[2013-03-26] Theoretical physicists from Austria and Switzerland aim to solve puzzles in particle physics by simulating them in quantum systems. A research team led by Marcello Dalmonte and Peter Zoller from the Institute of Quantum Optics and Quantum Information in Innsbruck is working on models for the quantum simulation of the so called gauge theories, which will put a completely new perspective on the study of quark-gluon plasma.

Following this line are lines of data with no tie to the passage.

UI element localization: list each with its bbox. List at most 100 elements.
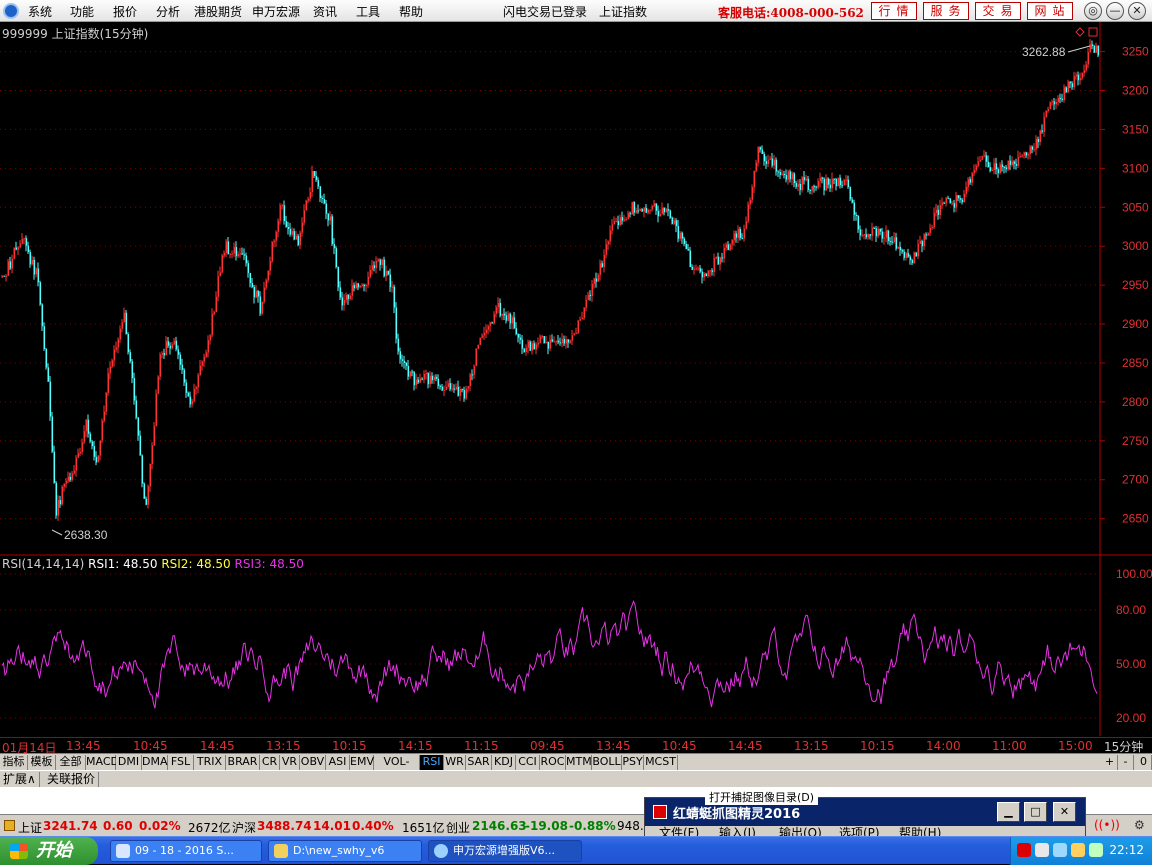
tab-voltdx[interactable]: VOL-TDX bbox=[374, 755, 420, 782]
candle-body bbox=[719, 257, 722, 265]
candle-body bbox=[473, 366, 476, 375]
menu-tools[interactable]: 工具 bbox=[356, 3, 380, 20]
candle-body bbox=[79, 451, 82, 454]
close-icon[interactable]: ✕ bbox=[1128, 2, 1146, 20]
tab-mtm[interactable]: MTM bbox=[566, 755, 592, 770]
candle-body bbox=[245, 255, 248, 264]
menu-news[interactable]: 资讯 bbox=[313, 3, 337, 20]
candle-body bbox=[223, 252, 226, 256]
menu-hk-futures[interactable]: 港股期货 bbox=[194, 3, 242, 20]
tab-vr[interactable]: VR bbox=[280, 755, 300, 770]
candlestick-chart[interactable]: 3250 3200 3150 3100 3050 3000 2950 2900 2850 2800… bbox=[0, 22, 1152, 556]
candle-body bbox=[443, 389, 446, 391]
trade-button[interactable]: 交易 bbox=[975, 2, 1021, 20]
tab-related-quote[interactable]: 关联报价 bbox=[44, 772, 100, 787]
service-button[interactable]: 服务 bbox=[923, 2, 969, 20]
time-label: 13:15 bbox=[794, 739, 829, 753]
tab-obv[interactable]: OBV bbox=[300, 755, 326, 770]
menu-system[interactable]: 系统 bbox=[28, 3, 52, 20]
candle-body bbox=[677, 226, 680, 239]
network-icon[interactable] bbox=[1053, 843, 1067, 857]
reset-button[interactable]: 0 bbox=[1136, 755, 1152, 770]
candle-body bbox=[995, 163, 998, 170]
menu-quote[interactable]: 报价 bbox=[113, 3, 137, 20]
tab-asi[interactable]: ASI bbox=[326, 755, 350, 770]
capture-minimize-button[interactable]: ▁ bbox=[997, 802, 1020, 822]
tab-[interactable]: 模板 bbox=[28, 755, 56, 770]
candle-body bbox=[665, 209, 668, 213]
candle-body bbox=[273, 240, 276, 243]
candle-body bbox=[1043, 117, 1046, 132]
task-explorer[interactable]: D:\new_swhy_v6 bbox=[268, 840, 422, 862]
candle-body bbox=[93, 446, 96, 457]
start-button[interactable]: 开始 bbox=[0, 837, 98, 865]
capture-maximize-button[interactable]: □ bbox=[1024, 802, 1047, 822]
candle-body bbox=[1055, 101, 1058, 105]
tab-fsl[interactable]: FSL bbox=[168, 755, 194, 770]
volume-icon[interactable] bbox=[1035, 843, 1049, 857]
tab-trix[interactable]: TRIX bbox=[194, 755, 226, 770]
update-icon[interactable] bbox=[1089, 843, 1103, 857]
menu-help[interactable]: 帮助 bbox=[399, 3, 423, 20]
security-icon[interactable] bbox=[1071, 843, 1085, 857]
hs-name: 沪深 bbox=[232, 821, 257, 835]
tab-rsi[interactable]: RSI bbox=[420, 755, 444, 770]
candle-body bbox=[699, 268, 702, 272]
candle-body bbox=[691, 266, 694, 270]
candle-body bbox=[973, 170, 976, 174]
zoom-in-button[interactable]: + bbox=[1102, 755, 1118, 770]
candle-body bbox=[243, 254, 246, 256]
tab-psy[interactable]: PSY bbox=[622, 755, 644, 770]
candle-body bbox=[57, 500, 60, 516]
market-button[interactable]: 行情 bbox=[871, 2, 917, 20]
candle-body bbox=[251, 283, 254, 287]
tab-kdj[interactable]: KDJ bbox=[492, 755, 516, 770]
tab-sar[interactable]: SAR bbox=[466, 755, 492, 770]
signal-icon[interactable]: ((•)) bbox=[1094, 818, 1120, 832]
tab-cr[interactable]: CR bbox=[260, 755, 280, 770]
app-logo-icon[interactable] bbox=[3, 3, 19, 19]
menu-swhy[interactable]: 申万宏源 bbox=[252, 3, 300, 20]
candle-body bbox=[693, 268, 696, 270]
tab-[interactable]: 指标 bbox=[0, 755, 28, 770]
candle-body bbox=[759, 147, 762, 150]
candle-body bbox=[687, 248, 690, 251]
tab-cci[interactable]: CCI bbox=[516, 755, 540, 770]
sh-value: 3241.74 bbox=[43, 819, 98, 833]
tab-expand[interactable]: 扩展∧ bbox=[0, 772, 40, 787]
candle-body bbox=[101, 420, 104, 441]
candle-body bbox=[51, 416, 54, 452]
windows-logo-icon bbox=[10, 843, 28, 859]
menu-analysis[interactable]: 分析 bbox=[156, 3, 180, 20]
tab-dma[interactable]: DMA bbox=[142, 755, 168, 770]
capture-tray-icon[interactable] bbox=[1017, 843, 1031, 857]
candle-body bbox=[937, 209, 940, 215]
candle-body bbox=[287, 227, 290, 230]
capture-tool-window[interactable]: 打开捕捉图像目录(D) 红蜻蜓抓图精灵2016 ▁ □ ✕ 文件(F) 输入(I… bbox=[644, 789, 1086, 839]
tab-macd[interactable]: MACD bbox=[86, 755, 119, 770]
website-button[interactable]: 网站 bbox=[1027, 2, 1073, 20]
restore-icon[interactable]: ◎ bbox=[1084, 2, 1102, 20]
candle-body bbox=[7, 261, 10, 276]
candle-body bbox=[139, 435, 142, 456]
menu-function[interactable]: 功能 bbox=[70, 3, 94, 20]
capture-close-button[interactable]: ✕ bbox=[1053, 802, 1076, 822]
tab-[interactable]: 全部 bbox=[56, 755, 86, 770]
task-capture-folder[interactable]: 09 - 18 - 2016 S... bbox=[110, 840, 262, 862]
candle-body bbox=[863, 234, 866, 236]
candle-body bbox=[525, 347, 528, 353]
rsi1-label: RSI1: bbox=[88, 557, 120, 571]
minimize-icon[interactable]: — bbox=[1106, 2, 1124, 20]
tab-mcst[interactable]: MCST bbox=[644, 755, 678, 770]
zoom-out-button[interactable]: - bbox=[1118, 755, 1134, 770]
tab-roc[interactable]: ROC bbox=[540, 755, 566, 770]
tab-boll[interactable]: BOLL bbox=[592, 755, 622, 770]
task-trading-app[interactable]: 申万宏源增强版V6... bbox=[428, 840, 582, 862]
tab-wr[interactable]: WR bbox=[444, 755, 466, 770]
tab-brar[interactable]: BRAR bbox=[226, 755, 260, 770]
tab-emv[interactable]: EMV bbox=[350, 755, 374, 770]
rsi-chart[interactable]: 100.00 80.00 50.00 20.00 bbox=[0, 556, 1152, 736]
settings-icon[interactable]: ⚙ bbox=[1134, 818, 1145, 832]
candle-body bbox=[279, 205, 282, 221]
tab-dmi[interactable]: DMI bbox=[116, 755, 142, 770]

The standard model of particle physics describes the elementary particles known in physics and their interactions. Even in the light of the latest experiments at the LHC (Large Hadron Collider) at CERN, this model still holds up. However, many aspects of the model remain unclear. While many challenges of particle physics were formulated in the 1970s, they still haven’t been solved. One of the main reasons is that the methods of classical simulation are insufficient to investigate the complex physical phenomena. “This is where quantum simulation enters the stage,” says Peter Zoller. “The unusual nature of quantum mechanics allows us to solve certain complex problems more easily in quantum systems.” Peter Zoller’s and Marcello Dalmonte’s research team at the Institute for Quantum Optics and Quantum Information (IQOQI) of the Austrian Academy of Sciences (ÖAW) is working on translating certain aspects of the standard model into quantum theory, which will make it accessible for quantum simulation. At the moment they focus on strong interaction, which is one of the four fundamental forces in physics. Strong interaction explains the force that holds quarks together, which, for example, is also the force that binds neutrons and protons together to form the nucleus of an atom.
Quantum Simulakrum
The physicists in Innsbruck work together with particle physicist Uwe-Jens Wiese and his team at the Albert Einstein Institute at the University of Bern to develop theoretical models for the quantum simulation of strong interaction. “Since the standard model is very complex overall, we start by limiting our research to certain aspects of this theory, in particular to gauge symmetry,” says Marcello Dalmonte. “We first translate it into simplified models and then we consider how we could make them accessible for quantum simulation.” In the end they want to find physical models whose quantum simulations can be carried out. “For the simulation we will use ultracold atoms in optical lattices,” says Marcello Dalmonte. “Also arrays of superconducting devices and trapped ions may be considered.”
New perspectives
In big particle accelerators, such as are used at CERN, ions collide with high energy, decay into their components and build quark-gluon plasma. It is the goal of quantum physics theorists to provide tools to better understand these processes in experiments. Mechanisms in neutron stars, for example, could also be explained with quantum simulations. Because of the extremely high density in the deep interior of this type of stars, the nuclei of the atoms can unbind and give rise to quark-gluon plasma or other exotic superconducting states. Again, all attempts of classical simulation fail because of the complexity of the problem. The new approach of the physicists is also important for a better understanding of phenomena in condensed matter, such as super conductors and magnetism.
Fast implementation
In their most recent work, published in the journal Physical Review Letters, the scientists not only describe a model for quantum simulation for gauge theories but also the necessary building blocks for the simulation. “Some of these building blocks could already be implemented in experiments in a few years time,” says junior scientist Marcello Dalmonte. The scientists are supported, among others, by the Austrian Science Fund (FWF) and the European Union.
Venturing into new fields
“Our success is based on the fact that we combine knowledge from different fields,” says the highly decorated Peter Zoller. “Experimentally, we have made huge progress in atomic physics and quantum optics. Also other fields in physics will benefit from it.” It is not the first time that Peter Zoller’s team of researchers has brought new perspectives into physics: He successfully combined quantum optics with quantum information and condensed matter physics. In both cases new independent and dynamic research avenues were opened up. Venturing into particle physics may open doors for yet another promising research field. Apart from Peter Zoller’s research team, other groups of scientists are also studying the same problems: Ignacio Cirac in Munich and Maciej Lewenstein in Barcelona.